This Sunday, Sept. 9, is National Grandparents Day. If you don't have anything planned yet, don't panic – you still have time — and if you didn't even know Grandparents Day was a thing, you're not alone. Unlike the random "holidays" that pop up on social media all the time (like Cheese Lovers Day, Singles Awareness Day, and Crossword Puzzle Day), Grandparents Day is a legit national holiday. So, when did Grandparents Day start, who started it, and why? And most importantly, how should we celebrate it?
We can thank a West Virginian woman named Marian Lucille Herndon McQuade for bringing us Grandparents Day. McQuade became passionate about honoring the seniors in our communities after spending time with elderly nursing home residents. "Fearing that these people were missing out on important family bonding due to their need for intensive care, she petitioned the government for an official day of observance," Sara Coughlin wrote in an article for Refinery 29.
Of course, it didn't go national right away. McQuade first began pushing for her new holiday throughout her home state of West Virginia. According to GrandparentsDay.org, "Through her efforts, she reached out to the civic, business, faith, and political leaders and began a statewide campaign for Grandparents Day." In the year 1973, West Virginian governor Arch Moore made Grandparents Day a statewide holiday.
Grandparents Day remained a West Virginian thing for five years — until President Jimmy Carter decided it was time to make it a national celebration. On Aug. 3, 1978, President Carter released Proclamation 4580, making Grandparents Day an official national holiday. President Carter began by outlining his reasons for his proclamation.
Our nation was shaped by the wisdom and courage of our founding fathers, and by the steadfastness of succeeding generations who have sustained their vision through two turbulent centuries of challenge and growth.
Each American family is similarly shaped and guided by its forbears. Just as a nation learns and is strengthened by its history, so a family learns and is strengthened by its understanding of preceding generations. As Americans live longer, more and more families are enriched by their shared experiences with grandparents and great-grandparents."
President Carter went on to designate Sept. 10, 1978 as National Grandparents Day. In a later proclamation, given on Sept. 6, 1979, he makes Grandparents Day an annual thing. He wrote, "Now, therefore, I, Jimmy Carter, President of the United States of America, do hereby designate Sunday, September 9, 1979 and the first Sunday following Labor Day in each succeeding year as 'National Grandparents Day.'" And there you have it.

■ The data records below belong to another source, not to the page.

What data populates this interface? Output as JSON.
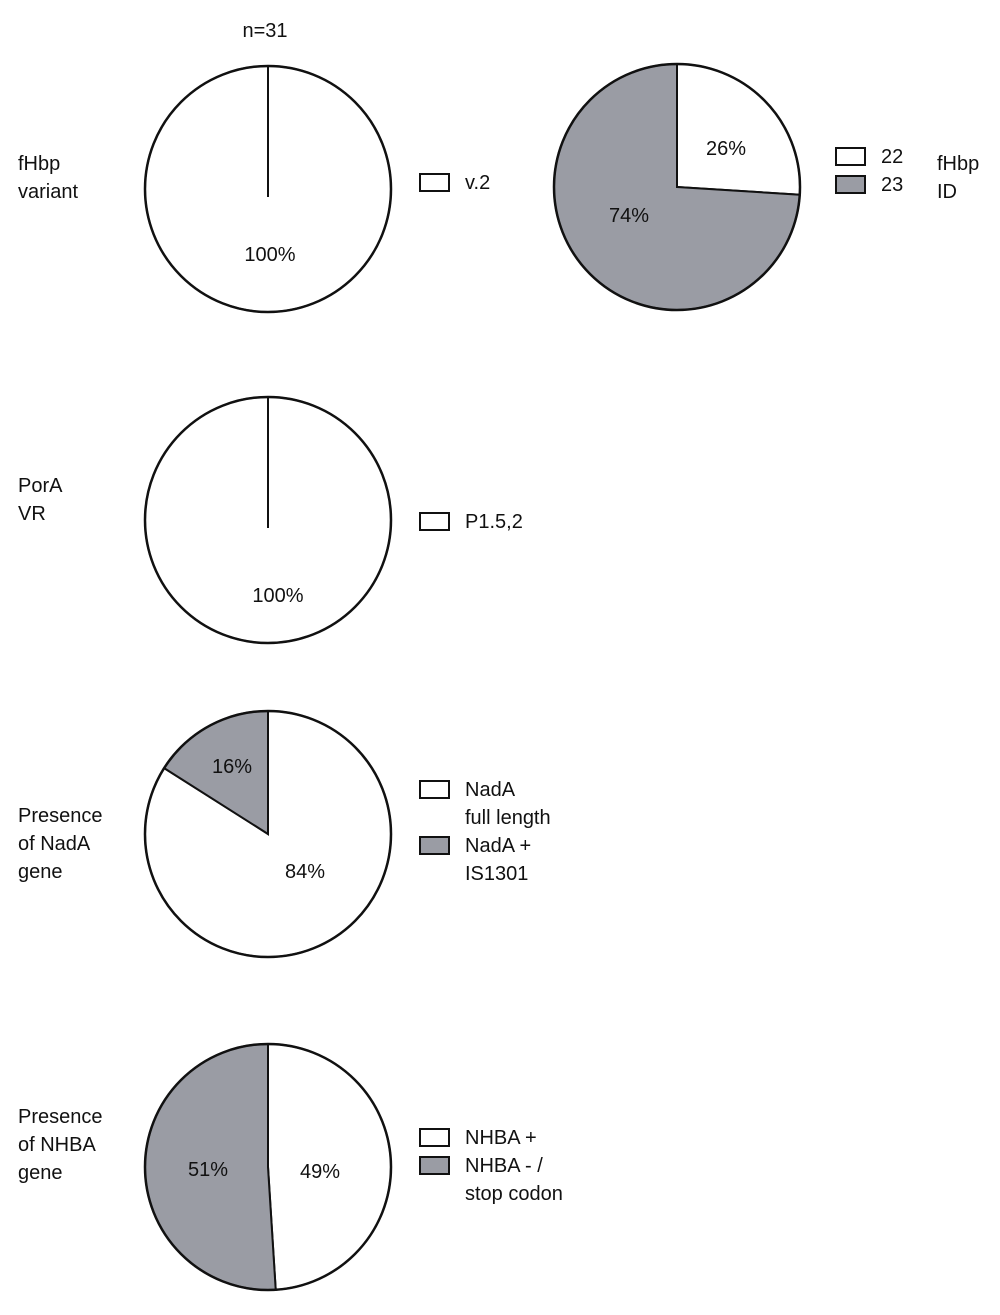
{
  "header": {
    "sample_size": "n=31"
  },
  "colors": {
    "white": "#ffffff",
    "gray": "#9a9ca4",
    "stroke": "#111111"
  },
  "chart_data": [
    {
      "type": "pie",
      "id": "fhbp-variant",
      "row_label": [
        "fHbp",
        "variant"
      ],
      "slices": [
        {
          "value": 100,
          "label": "100%",
          "fill": "white"
        }
      ],
      "legend": [
        {
          "lines": [
            {
              "text": "v.2"
            }
          ],
          "fill": "white"
        }
      ]
    },
    {
      "type": "pie",
      "id": "fhbp-id",
      "side_label": [
        "fHbp",
        "ID"
      ],
      "slices": [
        {
          "value": 26,
          "label": "26%",
          "fill": "white"
        },
        {
          "value": 74,
          "label": "74%",
          "fill": "gray"
        }
      ],
      "legend": [
        {
          "lines": [
            {
              "text": "22"
            }
          ],
          "fill": "white"
        },
        {
          "lines": [
            {
              "text": "23"
            }
          ],
          "fill": "gray"
        }
      ]
    },
    {
      "type": "pie",
      "id": "pora-vr",
      "row_label": [
        "PorA",
        "VR"
      ],
      "slices": [
        {
          "value": 100,
          "label": "100%",
          "fill": "white"
        }
      ],
      "legend": [
        {
          "lines": [
            {
              "text": "P1.5,2"
            }
          ],
          "fill": "white"
        }
      ]
    },
    {
      "type": "pie",
      "id": "nada-gene",
      "row_label": [
        "Presence",
        "of NadA",
        "gene"
      ],
      "slices": [
        {
          "value": 84,
          "label": "84%",
          "fill": "white"
        },
        {
          "value": 16,
          "label": "16%",
          "fill": "gray"
        }
      ],
      "legend": [
        {
          "lines": [
            {
              "text": "NadA"
            },
            {
              "text": "full length"
            }
          ],
          "fill": "white"
        },
        {
          "lines": [
            {
              "text": "NadA +"
            },
            {
              "text": "IS1301",
              "italic": true
            }
          ],
          "fill": "gray"
        }
      ]
    },
    {
      "type": "pie",
      "id": "nhba-gene",
      "row_label": [
        "Presence",
        "of NHBA",
        "gene"
      ],
      "slices": [
        {
          "value": 49,
          "label": "49%",
          "fill": "white"
        },
        {
          "value": 51,
          "label": "51%",
          "fill": "gray"
        }
      ],
      "legend": [
        {
          "lines": [
            {
              "text": "NHBA +"
            }
          ],
          "fill": "white"
        },
        {
          "lines": [
            {
              "text": "NHBA - /"
            },
            {
              "text": "stop codon"
            }
          ],
          "fill": "gray"
        }
      ]
    }
  ]
}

According to LegacyProject.org, "Mrs. McQuade wanted Grandparents Day to be a family day. She envisioned families enjoying small, private gatherings, perhaps even a family reunion, or participating in community events." While the purpose was to honor and celebrate grandparents, Grandparents Day also serves as an opportunity to connect the different generations of a family. After all, our grandparents are our roots, and our best connection to our personal family history.
If you don't live close to your grandparents or, if you're like me and don't have any surviving grandparents, you can (and are encouraged) to still celebrate. Send your out-of-town grandparents cards and flowers. Honor your late grandparents by telling your children all about them. Show them photos and teach them about these important figures in their family tree. "In keeping with McQuade's belief that the elderly mustn't be forgotten, you can 'adopt; a grandparent and spend the day with a nursing home resident who might not have grandchildren of their own," wrote Coughlin. They don't need to be your grandparent to be celebrated this Grandparents Day!